Harris has been a registered dietitian since 1978. As the owner of Enwhile Fitness 4U, she provides exercise classes for seniors and in-home nutrition and fitness training. As a result, she has the knowledge, skills, and positive mindset to help anyone improve their health, activity level, and overall life satisfaction. She has helped hundreds of people and now shares the knowledge of a lifetime with her readers in this new book.

However, getting in good shape and being healthy is easier said than done. Some people might even think that it is impossible to slow down the aging process. Many people believe that they are meant to be fat because their parents were fat, or because they are diabetic, have heart disease, etc. However, research shows that genetics don’t always have the last word. For example, Harris cites a source who states that “only about 10% of cases [with Alzheimer’s] they carry the faulty genes for the disease, and only half of those who carry the genes ever develop it. Most Alzheimer’s cases are caused by cumulative brain damage that occurs over a lifetime.” In other words, disability and illness are not inevitable, regardless of your genes.

For me, the most important message in this book is the need to get up and move.
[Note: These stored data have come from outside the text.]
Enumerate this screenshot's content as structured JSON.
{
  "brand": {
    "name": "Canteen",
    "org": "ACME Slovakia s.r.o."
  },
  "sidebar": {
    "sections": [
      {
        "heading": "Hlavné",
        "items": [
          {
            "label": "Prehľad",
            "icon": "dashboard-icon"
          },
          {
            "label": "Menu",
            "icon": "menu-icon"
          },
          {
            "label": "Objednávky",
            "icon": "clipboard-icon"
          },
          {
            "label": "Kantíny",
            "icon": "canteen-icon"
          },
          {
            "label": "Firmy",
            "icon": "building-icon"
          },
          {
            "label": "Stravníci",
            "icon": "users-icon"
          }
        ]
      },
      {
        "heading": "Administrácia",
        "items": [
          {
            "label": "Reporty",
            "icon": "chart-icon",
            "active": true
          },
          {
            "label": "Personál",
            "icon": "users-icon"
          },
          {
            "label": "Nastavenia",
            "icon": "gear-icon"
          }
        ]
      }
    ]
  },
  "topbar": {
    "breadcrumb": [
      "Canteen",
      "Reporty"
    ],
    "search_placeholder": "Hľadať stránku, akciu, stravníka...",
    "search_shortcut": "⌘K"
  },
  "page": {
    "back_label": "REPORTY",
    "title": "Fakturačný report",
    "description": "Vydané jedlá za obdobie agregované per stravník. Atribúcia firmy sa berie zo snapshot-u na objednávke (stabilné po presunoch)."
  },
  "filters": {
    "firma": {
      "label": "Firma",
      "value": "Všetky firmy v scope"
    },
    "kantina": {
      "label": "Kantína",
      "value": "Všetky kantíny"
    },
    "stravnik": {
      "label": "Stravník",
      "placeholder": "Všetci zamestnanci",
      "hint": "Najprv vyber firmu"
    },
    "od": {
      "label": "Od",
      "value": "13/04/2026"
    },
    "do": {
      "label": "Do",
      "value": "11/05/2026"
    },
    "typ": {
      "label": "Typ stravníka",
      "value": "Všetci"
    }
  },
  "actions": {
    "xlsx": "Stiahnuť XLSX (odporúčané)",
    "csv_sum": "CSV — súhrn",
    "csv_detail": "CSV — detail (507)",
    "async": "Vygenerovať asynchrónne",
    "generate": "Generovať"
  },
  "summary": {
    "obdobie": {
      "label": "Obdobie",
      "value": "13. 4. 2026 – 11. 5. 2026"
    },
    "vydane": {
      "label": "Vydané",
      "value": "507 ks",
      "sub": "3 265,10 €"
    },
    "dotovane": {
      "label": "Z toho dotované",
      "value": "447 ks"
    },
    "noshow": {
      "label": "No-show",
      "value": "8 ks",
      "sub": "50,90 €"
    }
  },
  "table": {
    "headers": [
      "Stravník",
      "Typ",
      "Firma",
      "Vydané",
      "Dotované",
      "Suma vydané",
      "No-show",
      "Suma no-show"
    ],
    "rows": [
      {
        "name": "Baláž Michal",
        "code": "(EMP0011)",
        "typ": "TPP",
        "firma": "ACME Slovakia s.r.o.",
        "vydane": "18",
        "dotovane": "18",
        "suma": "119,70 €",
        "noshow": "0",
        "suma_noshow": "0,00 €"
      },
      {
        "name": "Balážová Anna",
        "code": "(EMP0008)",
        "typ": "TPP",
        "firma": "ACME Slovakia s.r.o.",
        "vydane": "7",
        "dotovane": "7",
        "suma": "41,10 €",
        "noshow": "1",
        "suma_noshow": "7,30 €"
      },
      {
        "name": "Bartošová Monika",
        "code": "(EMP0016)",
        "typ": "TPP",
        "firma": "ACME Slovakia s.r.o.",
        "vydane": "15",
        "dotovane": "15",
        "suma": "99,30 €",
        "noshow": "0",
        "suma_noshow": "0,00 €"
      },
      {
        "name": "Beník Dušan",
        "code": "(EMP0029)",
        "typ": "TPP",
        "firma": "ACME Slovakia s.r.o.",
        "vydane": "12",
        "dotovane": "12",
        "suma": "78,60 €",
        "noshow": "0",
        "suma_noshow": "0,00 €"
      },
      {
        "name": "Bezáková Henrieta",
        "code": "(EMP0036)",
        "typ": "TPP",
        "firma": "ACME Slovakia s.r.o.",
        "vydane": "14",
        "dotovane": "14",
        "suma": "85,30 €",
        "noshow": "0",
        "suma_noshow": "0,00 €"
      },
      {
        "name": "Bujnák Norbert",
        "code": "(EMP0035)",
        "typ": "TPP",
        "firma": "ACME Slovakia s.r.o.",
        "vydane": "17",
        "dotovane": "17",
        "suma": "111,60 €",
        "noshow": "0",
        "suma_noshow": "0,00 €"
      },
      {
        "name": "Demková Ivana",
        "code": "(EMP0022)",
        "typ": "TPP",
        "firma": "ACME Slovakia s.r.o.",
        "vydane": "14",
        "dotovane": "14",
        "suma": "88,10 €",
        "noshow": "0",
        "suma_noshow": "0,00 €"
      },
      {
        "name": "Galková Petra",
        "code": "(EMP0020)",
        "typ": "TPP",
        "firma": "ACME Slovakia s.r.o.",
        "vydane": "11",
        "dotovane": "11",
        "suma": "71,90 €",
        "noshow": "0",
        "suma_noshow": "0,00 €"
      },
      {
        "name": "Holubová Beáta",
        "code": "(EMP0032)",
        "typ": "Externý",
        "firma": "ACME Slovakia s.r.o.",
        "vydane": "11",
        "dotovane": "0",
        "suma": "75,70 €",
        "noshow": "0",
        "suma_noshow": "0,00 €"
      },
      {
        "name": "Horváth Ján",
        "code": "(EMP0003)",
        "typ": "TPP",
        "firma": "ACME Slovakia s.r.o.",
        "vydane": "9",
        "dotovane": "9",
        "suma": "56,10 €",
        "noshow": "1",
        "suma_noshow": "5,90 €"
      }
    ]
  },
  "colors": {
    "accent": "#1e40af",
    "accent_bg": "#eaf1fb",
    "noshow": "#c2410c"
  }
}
Harris asks us if we are sabotaging our health by the number of hours we sit down each day. It’s true that we move less with Roombas and addictions to smartphones and things delivered to our doors, so it encourages us to find ways we can move more, like walking while talking on the phone.

And Harris’s results are astounding. She helps people who are prediabetic to change their diets. She helps people with walkers regain mobility. She helps seniors strengthen their muscles and improve their balance so they can get up if they fall, and even better, avoid falling altogether. She also encourages people to find activities they enjoy. If you don’t like an activity, you won’t do it, so she shows us how to find our “exercise ecstasy.”
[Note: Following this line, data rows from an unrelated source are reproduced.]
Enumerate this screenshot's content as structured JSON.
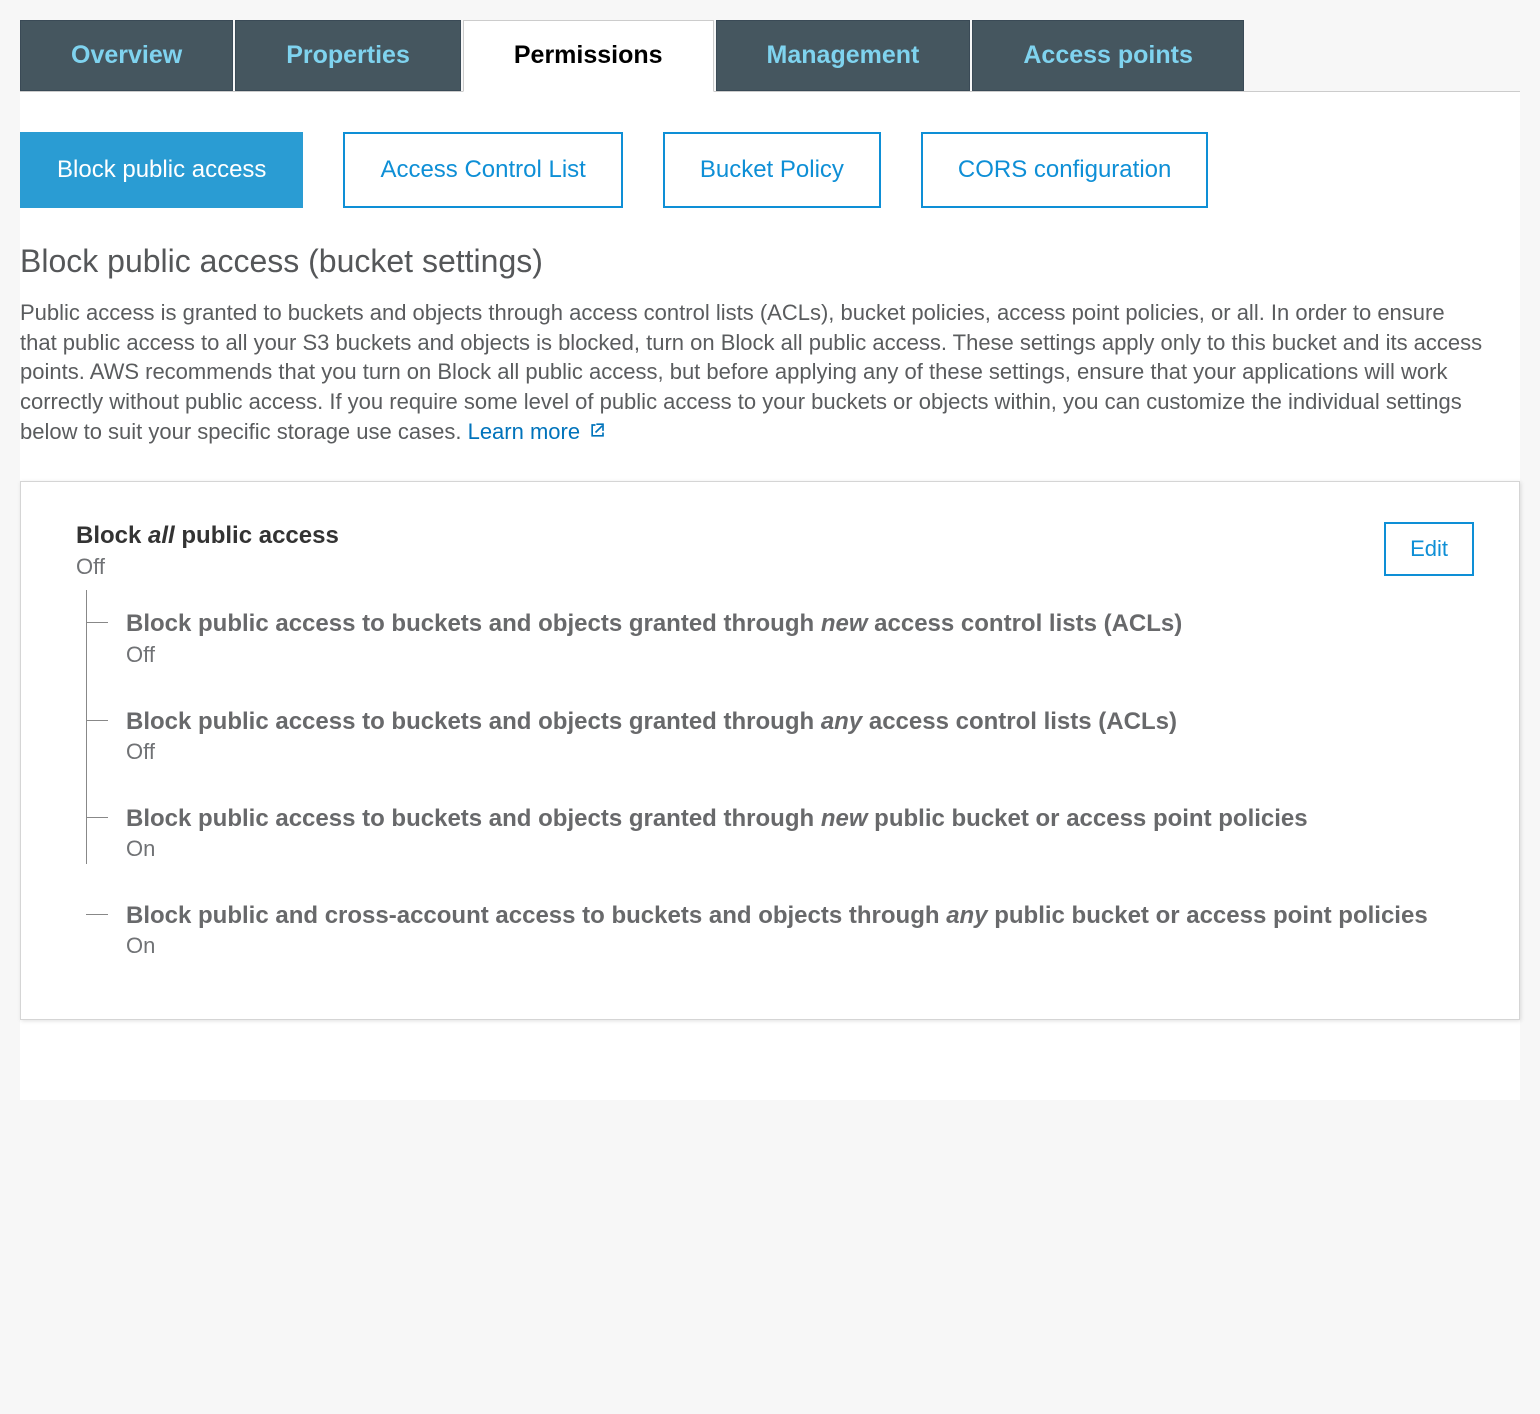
{
  "top_tabs": [
    {
      "label": "Overview",
      "active": false
    },
    {
      "label": "Properties",
      "active": false
    },
    {
      "label": "Permissions",
      "active": true
    },
    {
      "label": "Management",
      "active": false
    },
    {
      "label": "Access points",
      "active": false
    }
  ],
  "sub_tabs": [
    {
      "label": "Block public access",
      "active": true
    },
    {
      "label": "Access Control List",
      "active": false
    },
    {
      "label": "Bucket Policy",
      "active": false
    },
    {
      "label": "CORS configuration",
      "active": false
    }
  ],
  "section": {
    "title": "Block public access (bucket settings)",
    "description": "Public access is granted to buckets and objects through access control lists (ACLs), bucket policies, access point policies, or all. In order to ensure that public access to all your S3 buckets and objects is blocked, turn on Block all public access. These settings apply only to this bucket and its access points. AWS recommends that you turn on Block all public access, but before applying any of these settings, ensure that your applications will work correctly without public access. If you require some level of public access to your buckets or objects within, you can customize the individual settings below to suit your specific storage use cases.",
    "learn_more": "Learn more"
  },
  "panel": {
    "block_all_prefix": "Block ",
    "block_all_italic": "all",
    "block_all_suffix": " public access",
    "block_all_status": "Off",
    "edit_label": "Edit",
    "settings": [
      {
        "prefix": "Block public access to buckets and objects granted through ",
        "italic": "new",
        "suffix": " access control lists (ACLs)",
        "status": "Off"
      },
      {
        "prefix": "Block public access to buckets and objects granted through ",
        "italic": "any",
        "suffix": " access control lists (ACLs)",
        "status": "Off"
      },
      {
        "prefix": "Block public access to buckets and objects granted through ",
        "italic": "new",
        "suffix": " public bucket or access point policies",
        "status": "On"
      },
      {
        "prefix": "Block public and cross-account access to buckets and objects through ",
        "italic": "any",
        "suffix": " public bucket or access point policies",
        "status": "On"
      }
    ]
  }
}
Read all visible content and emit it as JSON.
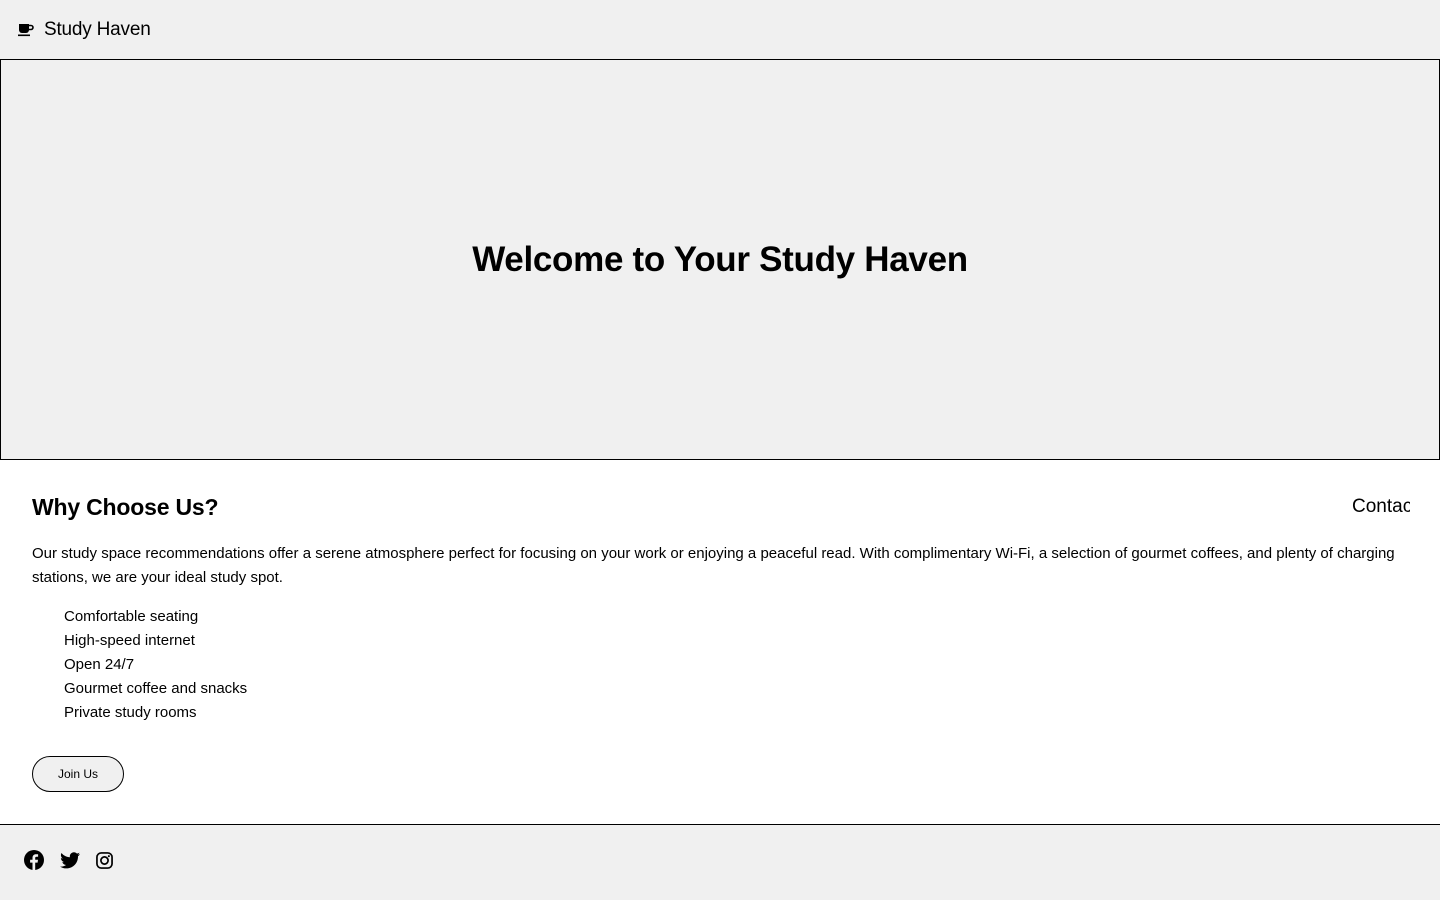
{
  "header": {
    "brand_icon": "coffee-cup-icon",
    "brand_name": "Study Haven"
  },
  "hero": {
    "title": "Welcome to Your Study Haven"
  },
  "main": {
    "section_title": "Why Choose Us?",
    "nav_contact_label": "Contact",
    "description": "Our study space recommendations offer a serene atmosphere perfect for focusing on your work or enjoying a peaceful read. With complimentary Wi-Fi, a selection of gourmet coffees, and plenty of charging stations, we are your ideal study spot.",
    "features": [
      "Comfortable seating",
      "High-speed internet",
      "Open 24/7",
      "Gourmet coffee and snacks",
      "Private study rooms"
    ],
    "join_button_label": "Join Us"
  },
  "footer": {
    "social_icons": [
      "facebook-icon",
      "twitter-icon",
      "instagram-icon"
    ]
  },
  "colors": {
    "background_gray": "#f0f0f0",
    "content_background": "#ffffff",
    "text": "#000000",
    "border": "#000000"
  }
}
While exercise is important, so is nutrition. Harris provides guidelines on how to include the right amount of fruits and vegetables in his diet. She offers advice on when to eat protein, how much to eat, and how to use it for the greatest benefit. Of course, she is a big advocate for clean water.

Many people will find the chapter series “Building Your Defense Against Chronic Disease” invaluable. Here he talks about heart disease, diabetes, cancer, dementia, arthritis, and osteoporosis, and how to improve your chances of not being diagnosed with any of them. It also explores how to live better if you already have them so they don’t keep you from enjoying life.
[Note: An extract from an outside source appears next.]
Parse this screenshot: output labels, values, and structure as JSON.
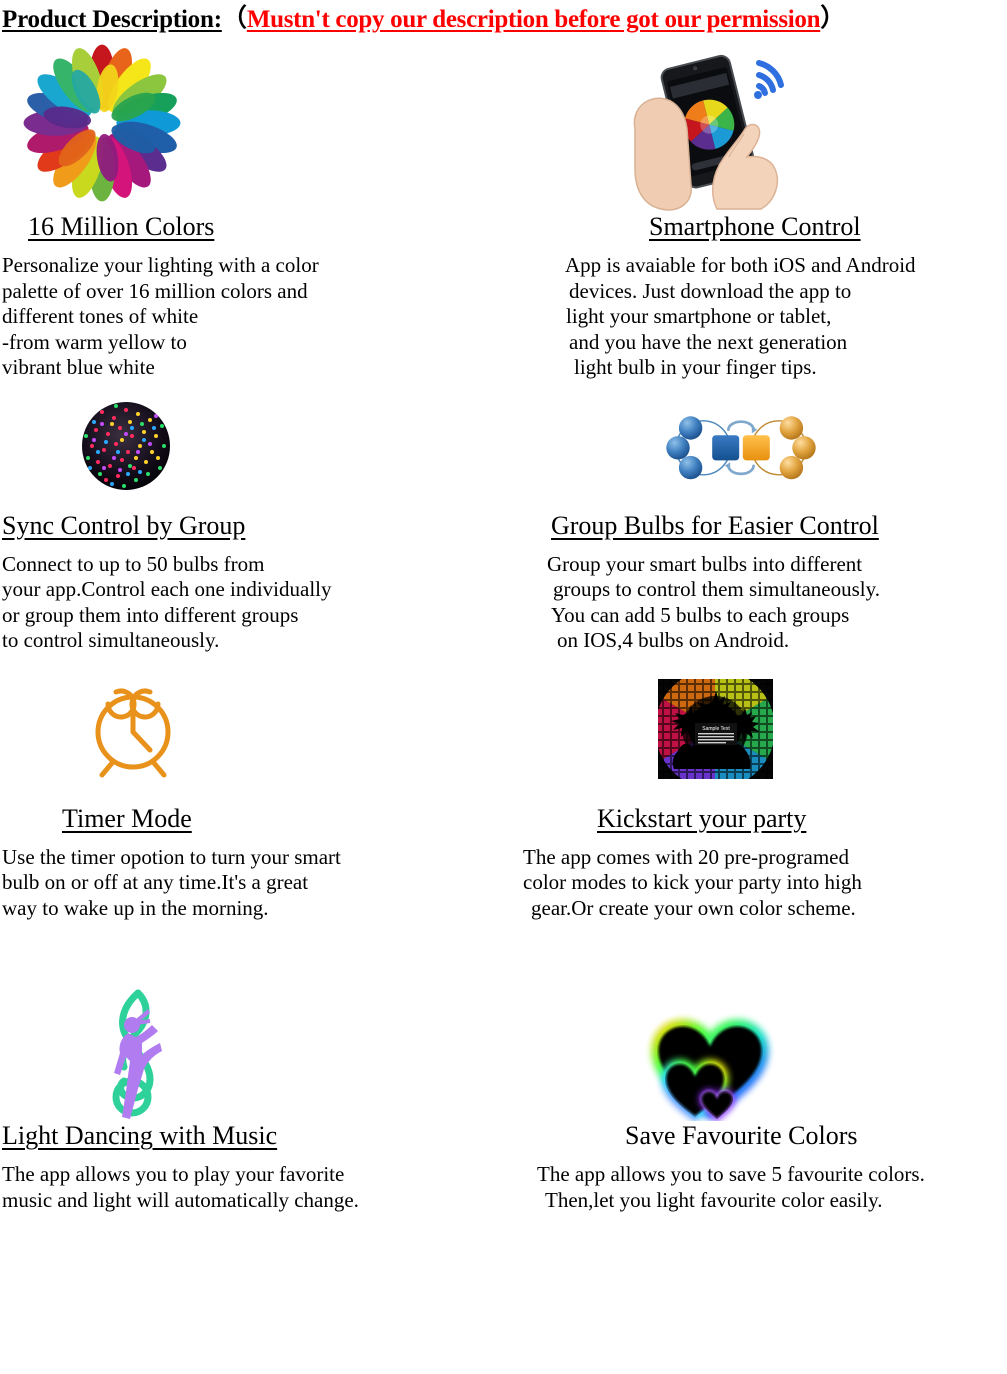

One of the biggest challenges for most people is overeating. Harris realizes that we are all human and that we are not going to eat vegetables all the time without treating ourselves once in a while. I love his advice on what to do when you’re out so you don’t overeat or go on one of those cruises where you feel like you’re being held hostage to a breakfast buffet. Even as restaurant portions have increased in size, Harris provides sound advice on how to enjoy eating out without wasting time. At the same time, she believes in mindful eating, allowing yourself to indulge in food once in a while. For example, she tells us, “Have that delicious ice cream cone when you feel the urge, savor every bite, and then move on.” (This is an example of mindful eating: paying close attention to the moment and accepting your feelings, not trying to change them.)”

I’m only forty-six years old, but I loved Building Your Lasting Fitness because it made me realize that I can take action now so that my old age gives me the high quality of life that I desire. I used to work out regularly but fell into a slump after my stationary bike broke down a few months ago. Harris encouraged me to get back to doing push-ups, lifting weights and walking more, and even making some changes to my eating. In just a few weeks since I started, I am already noticing results.

So grab a copy of How to Build Lasting Fitness, and then get up and moving. The more you move, the longer, healthier and happier your life will be.